• In the case where you cannot post, you just need to be as precise as possible with your description and hope people understand.

    MM I would agree with this and, from 20 years of answering people's reporting questions, 8 or so of them RDL-specific, I would like to add the two following points:

    1. A lot of the problems that people ask about RDLs are solved *in the act* of recreating the problem with generic data and a simplified design. Either the problem disappears and they can figure it out by adding in one layer of complexity at a time, or they just see their own problem more clearly when they do this. So it is always a good idea to insist on it; I used to have a list of requirements pointing this out on my blog somewhere.

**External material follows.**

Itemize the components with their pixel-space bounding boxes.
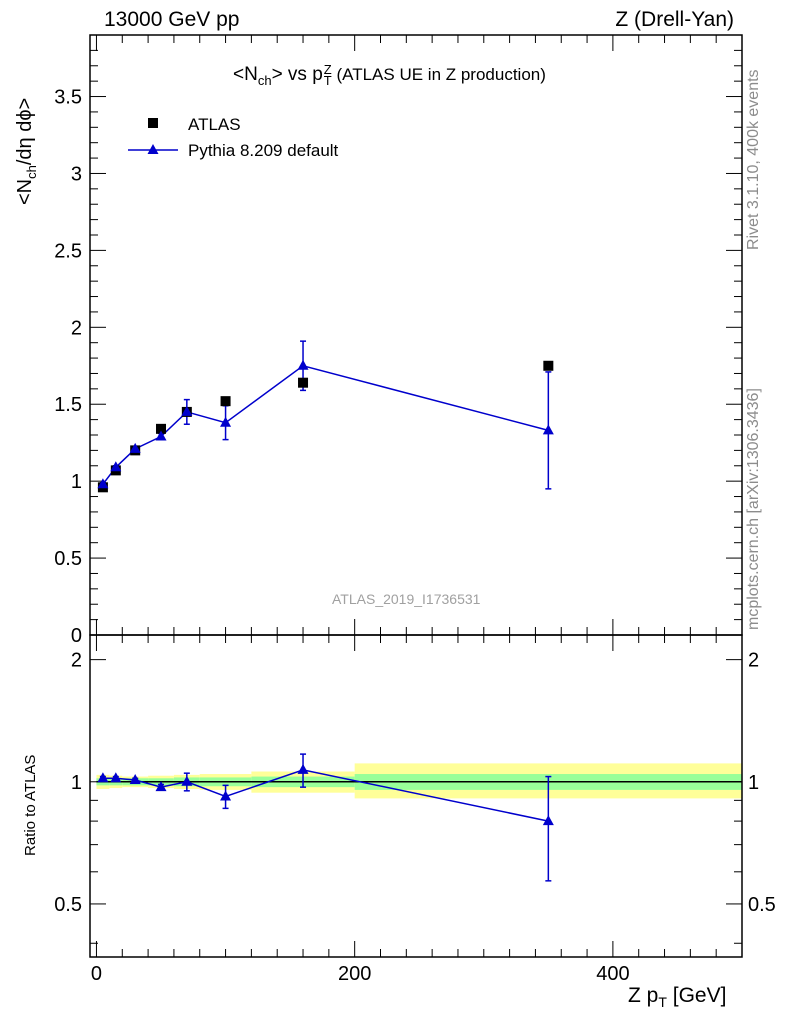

    This point isn't really limited to RDLs and I'm sure people have made it all over technical forums. But there is something about RDL design and also DTSX design -- the layers of design using different technologies and the different places you can implement any particular type of functionality -- that seems to especially require this reminder:

    * You must provide simplified steps to repro

    * when you do it, you aren't just making it easy for somebody else to resolve your problem. You are making it easy for *you* to find, articulate, and even resolve, your own problem.

    2. it is extremely easy to provide generic data in an RDL without going to the effort of creating an embedded XML data set, as follows:

    *- change the data source to look at localhost rather than your server info, and request that the recipient make the very simple required change to this source info, if this most-like-case doesn't work in his/her development environment for some reason

    *- if the SELECT statement was previously embedded in the RDL:

    *-- change the expressions in the existing columns list to be quoted or constants - I like to quote the existing expressions rather than just putting in any constant is that this retains a flavor of what was intended in the original.

    *-- change the source table information to look at master.dbo.spt_values or something equally innocuous

    *- if the SQL pointed at a view or a stored procedure, or if you don't like the idea of quoted expressions as your actual data result, just switch out the SQL for a couple of UNION'd SELECT statements. I don't even think you have to put in a FROM clause.